O Mamulengo é uma expressão rica das tradições populares, mantendo histórias, loas,
estrutura e uma variedade de personagens. Entre os personagens frequentes estão Simão,
Quitéria, Coronel Mané Pacaru, João Redondo, Capitão, Soldado, Padre, Sacristão, Doutor,
Janeiro, Caroca, Nega do Cuscuz, Arlequim, Pisa Pilão, Advogado, além de uma galeria de
cangaceiros, policiais, vagabundos, bêbados, negros brigões, velhos e moças bonitas
presentes nas brincadeiras de todos os mamulengueiros. Os enredos geralmente envolvem
um herói representante das classes populares que enfrenta forças poderosas.

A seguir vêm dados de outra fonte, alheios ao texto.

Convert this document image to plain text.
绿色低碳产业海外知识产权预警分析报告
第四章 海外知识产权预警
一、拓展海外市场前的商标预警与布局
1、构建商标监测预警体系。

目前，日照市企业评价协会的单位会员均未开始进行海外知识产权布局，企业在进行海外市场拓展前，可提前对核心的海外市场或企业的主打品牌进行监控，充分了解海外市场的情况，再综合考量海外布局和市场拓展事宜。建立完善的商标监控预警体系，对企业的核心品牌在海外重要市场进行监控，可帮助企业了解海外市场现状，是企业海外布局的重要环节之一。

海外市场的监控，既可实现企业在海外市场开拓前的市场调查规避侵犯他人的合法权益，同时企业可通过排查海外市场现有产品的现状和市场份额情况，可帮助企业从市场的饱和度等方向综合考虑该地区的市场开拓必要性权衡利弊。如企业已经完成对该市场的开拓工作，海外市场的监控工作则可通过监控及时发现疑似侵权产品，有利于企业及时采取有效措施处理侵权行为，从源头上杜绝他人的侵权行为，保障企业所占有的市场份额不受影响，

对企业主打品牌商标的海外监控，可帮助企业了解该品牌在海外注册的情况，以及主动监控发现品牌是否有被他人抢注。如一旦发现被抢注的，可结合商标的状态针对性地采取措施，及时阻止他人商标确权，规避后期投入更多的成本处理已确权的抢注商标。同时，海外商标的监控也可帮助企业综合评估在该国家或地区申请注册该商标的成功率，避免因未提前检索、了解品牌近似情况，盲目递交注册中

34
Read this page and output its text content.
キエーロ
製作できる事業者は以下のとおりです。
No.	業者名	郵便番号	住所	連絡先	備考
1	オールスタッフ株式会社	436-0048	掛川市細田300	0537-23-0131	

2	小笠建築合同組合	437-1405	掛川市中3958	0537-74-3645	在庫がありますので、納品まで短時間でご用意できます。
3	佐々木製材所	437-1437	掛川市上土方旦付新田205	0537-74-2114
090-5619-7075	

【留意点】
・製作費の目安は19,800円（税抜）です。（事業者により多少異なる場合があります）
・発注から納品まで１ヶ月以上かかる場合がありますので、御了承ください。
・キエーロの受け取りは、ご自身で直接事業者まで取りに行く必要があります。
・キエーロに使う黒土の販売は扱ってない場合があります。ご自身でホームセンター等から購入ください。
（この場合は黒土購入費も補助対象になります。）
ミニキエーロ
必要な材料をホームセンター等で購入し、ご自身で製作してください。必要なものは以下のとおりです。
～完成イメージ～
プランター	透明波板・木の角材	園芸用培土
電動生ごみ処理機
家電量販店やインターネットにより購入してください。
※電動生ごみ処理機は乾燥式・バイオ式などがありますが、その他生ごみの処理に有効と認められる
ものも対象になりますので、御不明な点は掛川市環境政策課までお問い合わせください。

Como ocorre
em várias formas de teatro popular em todo o mundo, os protagonistas do Mamulengo são
uma espécie de anti-heróis populares que encarnam valores coletivos com os quais a
plateia se identifica facilmente. Nos roteiros tradicionais, o herói, apesar de aparentemente
fraco e socialmente oprimido, vence pela bravura e esperteza, conquistando a simpatia e a
cumplicidade do público que torce por ele. As cenas de briga no Mamulengo são frequentes
e terminam com golpes violentos e pancadaria de forma cômica, proporcionando diversão
para a plateia.

Uma, dentre muitas características dessa forma teatral, é a observação de elementos de


outros folguedos populares que ainda estão presentes na cultura dos mamulengueiros,
como o pastoril, o bumba-meu-boi, caboclinhos e cavalo-marinho, seja na sua totalidade ou
em parte. Os artistas do Mamulengo são provenientes das camadas populares, geralmente
homens simples e com pouco ou nenhum estudo formal. O Mamulengo é destinado a um
público popular, e tanto o teatro quanto os espectadores compartilham elementos de uma
cultura comum, que inclui aspectos sociais, políticos, morais e estéticos. O Mamulengo
expressa a dureza da vida do povo nordestino, com uma visão crítica e satírica da
realidade, ao mesmo tempo permeada pelo elemento mágico. Ao redor da tenda, os
mamulengueiros, bonecos, plateia e músicos participam de um mesmo ambiente cultural,
comunicando-se através de referências compartilhadas. A interação é facilitada pela
improvisação e vivacidade do mestre, sua experiência e habilidade em atuar, estimulando
uma resposta entusiasmada da plateia, conferindo vigor e vida ao espetáculo.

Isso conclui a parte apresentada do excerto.